Structure and risk

Examine a standard project management policy around risk management and you are likely to find reference to a risk management process which looks a lot like this:

1. Invite stakeholders to a risk management kick-off meeting
2. Brainstorm risks and record in a risk register
3. Categorise the risks using attributes such as Likelihood, Impact, and Owner
4. Perform simple analysis which (usually) plots impact and likelihood to get a risk exposure
5. Aggregate all of the risks into a single 'bubble chart' which gives a the projects risk profile

Now there is nothing inherently wrong with any of those activities (with the possible exception that the last 2 steps are more about analysis than management). Project management needs to be both generic and actionable regardless of the context. The above activities are certainly that. There value, like most of the project management process, lies in the fact that they allow the project manager to act - even when faced with uncertainty. This is the most powerful part of the project management discipline which consistently delivers value. Many of the other benefits of project management derive value more from other skills of the individual project manager rather than the project management process itself. However, even the value of enabling action is limited. This is action at the personal level and does not necessarily equate to effectiveness at the organisational (read ‘project’ in this context) level.

.

Back to our generic risk management process, the problem with this approach is the lack of a reference architecture. The entire process relies on risks being identified by somebody. This brainstorming part of the process, which the rest of the process is based on, is actually completely subjective. Risks exist as inherent attributes of the endeavor which is the project. The risk management process must be able to find these risks - not simply focus on the activities and analysis which occurs after they are identified.

.

Structure, both organisational and the methodological structure, is actually the first step towards effective risk management. A collaboration architecture, or rather the generative process which ensures the true 'delineated shared understanding' which defines an architecture, ensures that risks embedded in all components are examined. More importantly, the collaboration architecture acts as a reference architecture to show where stakeholders haven't been identified or analysis hasn’t been performed. What this amounts to is a better understanding of the areas of uncertainty - an important component of an effective risk management process.

.

You might suggest that other parts of the project management process provide the structural components which support the risk management process. For example, before you hold your risk management kick-off meeting you have ‘defined scope’ and ‘documented roles and responsibilities’. The only problem with this is that, in the absence of a reference architecture, the project management discipline by itself doesn’t help you identify the right scope, or the right roles and responsibilities.

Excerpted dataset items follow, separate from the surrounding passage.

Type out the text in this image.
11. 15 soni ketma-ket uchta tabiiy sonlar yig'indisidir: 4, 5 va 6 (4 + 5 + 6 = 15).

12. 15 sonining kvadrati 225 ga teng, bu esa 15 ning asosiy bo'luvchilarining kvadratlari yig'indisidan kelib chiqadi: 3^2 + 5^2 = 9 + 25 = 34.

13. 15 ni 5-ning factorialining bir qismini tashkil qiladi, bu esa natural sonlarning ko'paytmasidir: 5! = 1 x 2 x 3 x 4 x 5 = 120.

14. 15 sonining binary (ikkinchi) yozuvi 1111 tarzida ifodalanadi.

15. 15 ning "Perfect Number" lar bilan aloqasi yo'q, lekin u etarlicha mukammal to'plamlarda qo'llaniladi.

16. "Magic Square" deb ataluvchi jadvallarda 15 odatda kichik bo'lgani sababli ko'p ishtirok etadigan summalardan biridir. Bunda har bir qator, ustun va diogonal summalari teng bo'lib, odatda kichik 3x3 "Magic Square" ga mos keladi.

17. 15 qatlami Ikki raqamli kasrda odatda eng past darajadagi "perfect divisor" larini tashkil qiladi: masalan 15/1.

The correctness of the components becomes a quality issue – not process quality in this case, but product quality. The product being the ‘scope’ or the ‘roles and responsibilities’. But unfortunately, within current management thinking, once an activity becomes a management activity it quickly become immune to the organisational checks and balances which naturally improve the quality of that activity (see ‘Management with an uncontested value proposition’ in the MWT Book).

.

Of course, it's also not all bad news that risk identification in the original process is subjective. You, if you wish, can look at risk management as providing a complete risk profile of the project. Alternatively, you can see the risk management process focusing on actionable risks. If nobody is identifying the hidden risks then they probably don't have an effective strategy for dealing with them (I say dealing with them and not 'mitigating' as this is only one approach to dealing with risk. Others might include 'ignore' which is definitely not mitigation). If you don't have an effective way of dealing with the risk then why manage it?

.

The problem only comes when you aggregate the data. If you presume that this is a complete picture of the risks you are wrong - unless you present with a reference architecture. Aggregation of incomplete data must be performed carefully. Without a reference architecture the areas of uncertainty (unknown data) will be lost in the aggregation. Where aggregation is striving to produce a complete ‘big picture’ of the data it often closes up the areas of uncertainty in the name of maintaining a cohesive structure in the presentation. To avoid this the presentation must be cohesively structured before the data is overlaid onto it. This often doesn’t mean pre-structuring the representation – rather evaluating the structural goodness separate to the data.

.

All methodologies embody some world-view of where the risks exist. A customised, comprehensive, and task-specific methodology - and by this I don't mean a cumbersome and monolithic methodology - can actually reduce the need to go back to fundamentals for all risks. After all, task-specific methodologies are developed in response to known risk indicators inherent in the task. Unfortunately, by the time most methodologies are 'rolled out' all sense of the drivers behind the components of the methodology are lost. In effect, the process of pre-preparing methodologies disconnects the methodology from the risk mitigation drivers which formed it. This in turn causes another cross-discipline disconnect - this time between the domain specialists promoting the methodology and the project management perspective.